Der Wein in den Fässern aus rheinischer Eiche schläft.
Die Kirchenglocke zwischen den Weingärten Mittelbergheims
Weckt mich. Ich höre die kleine Quelle
Plätschern im Zuber im Hof, das Klappern
Der Holzschuhe auf der Straße. Der trockene Tabak
Unter dem Dachfuß, die Pflüge und Holzräder
Und die Berghänge und der Herbst sind bei mir.

Noch hab ich die Augen geschlossen. Feuer, Gewalt, Kraft,
Treibe mich nicht, denn es ist noch zu früh.
Ich habe viele Jahre durchlebt und gefühlt wie in diesem
Traum, dass ich an die bewegliche Grenze rühre,
Hinter der Farbe und Klang sich erfüllen
Und wo dieser Erde Dinge zueinander finden.
Noch öffne mir nicht meinen Mund mit Gewalt,
Lass mich vertrauen, glauben, dass ich es erreichen werde,
Und lass mich rasten in Mittelbergheim.

Ich weiß, ich sollte. Herbst und Holzräder und die Tabak-
Blätter unter dem Dachfuß stehen mir bei.
Hier und überall ist mein Land,
Wohin ich mich wende, in welcher Sprache ich auch
Das Kinderlied, das Gespräch eines Liebespaares
Höre. Mehr als die anderen glücklich, nehme ich auf
Den Blick, das Lächeln, den Stern, die Seide,
Die auf der Linie des Knies sich faltet. Heiter, offenen Blicks
Soll ich durch Berge gehn, im milden Glanzlicht des Tages
Zu Städten, Wegen, Gewässern, Sitten, Gebräuchen.

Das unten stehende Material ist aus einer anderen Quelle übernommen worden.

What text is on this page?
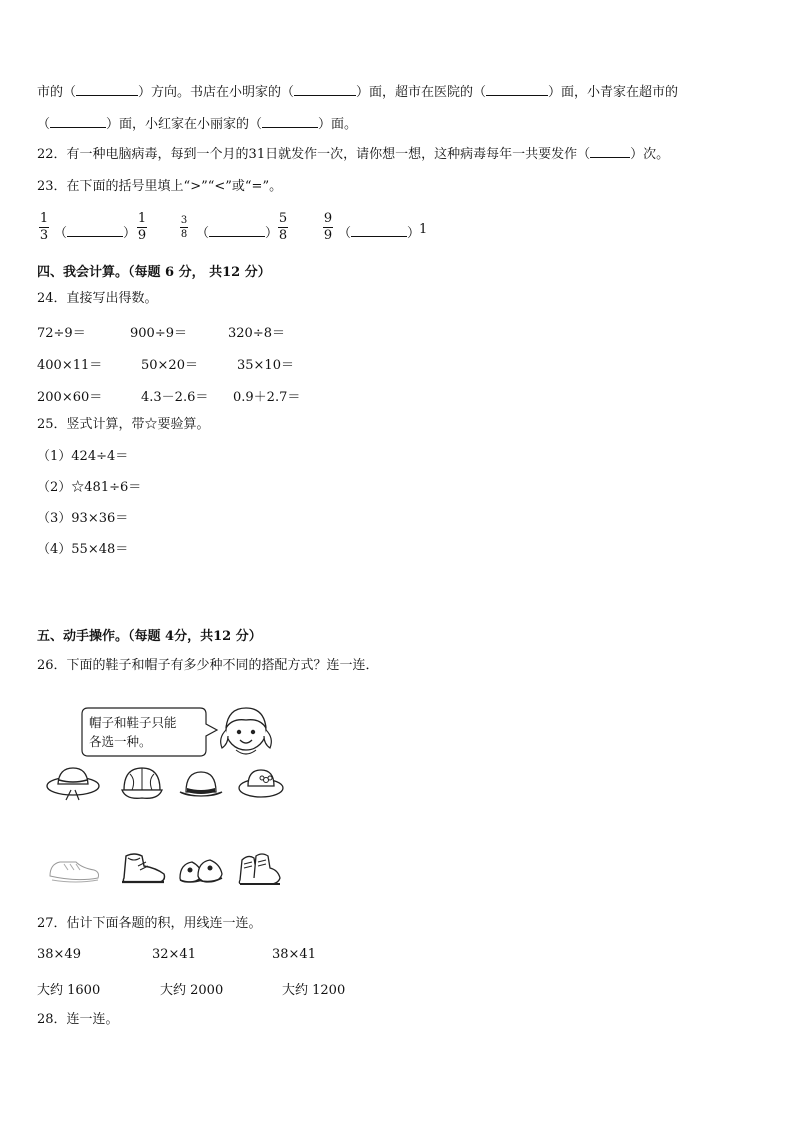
市的（	）方向。书店在小明家的（	）面，超市在医院的（	）面，小青家在超市的
（	）面，小红家在小丽家的（	）面。
22．有一种电脑病毒，每到一个月的31日就发作一次，请你想一想，这种病毒每年一共要发作（	）次。
23．在下面的括号里填上“>”“<”或“=”。
1
3 （	）
1
9
3
8 （	）
5
8
9
9 （	）
1
四、我会计算。（每题 6 分， 共12 分）
24．直接写出得数。
72÷9＝	900÷9＝	320÷8＝
400×11＝	50×20＝	35×10＝
200×60＝	4.3－2.6＝ 0.9＋2.7＝
25．竖式计算，带☆要验算。
（1）424÷4＝
（2）☆481÷6＝
（3）93×36＝
（4）55×48＝
五、动手操作。（每题 4分，共12 分）
26．下面的鞋子和帽子有多少种不同的搭配方式？连一连．
帽子和鞋子只能
各选一种。
27．估计下面各题的积，用线连一连。
38×49	32×41	38×41
大约 1600	大约 2000	大约 1200
28．连一连。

Feuer, Gewalt, Kraft, die du mich
In der Handfläche hälst, deren Furchen
Wie riesige Schluchten sind, vom Südwind
Geglättet, die du Sicherheit gibst
In der Stunde der Angst, in den Wochen des Zweifelns;
Es ist noch zu früh, mag reifen der Wein,
Die Reisenden mögen schlafen in Mittelbergheim.

(Czeslaw Milosz)

Kommentare 23

Das Foto befindet sich nicht in der Diskussion. Deswegen kann es aktuell nicht kommentiert werden.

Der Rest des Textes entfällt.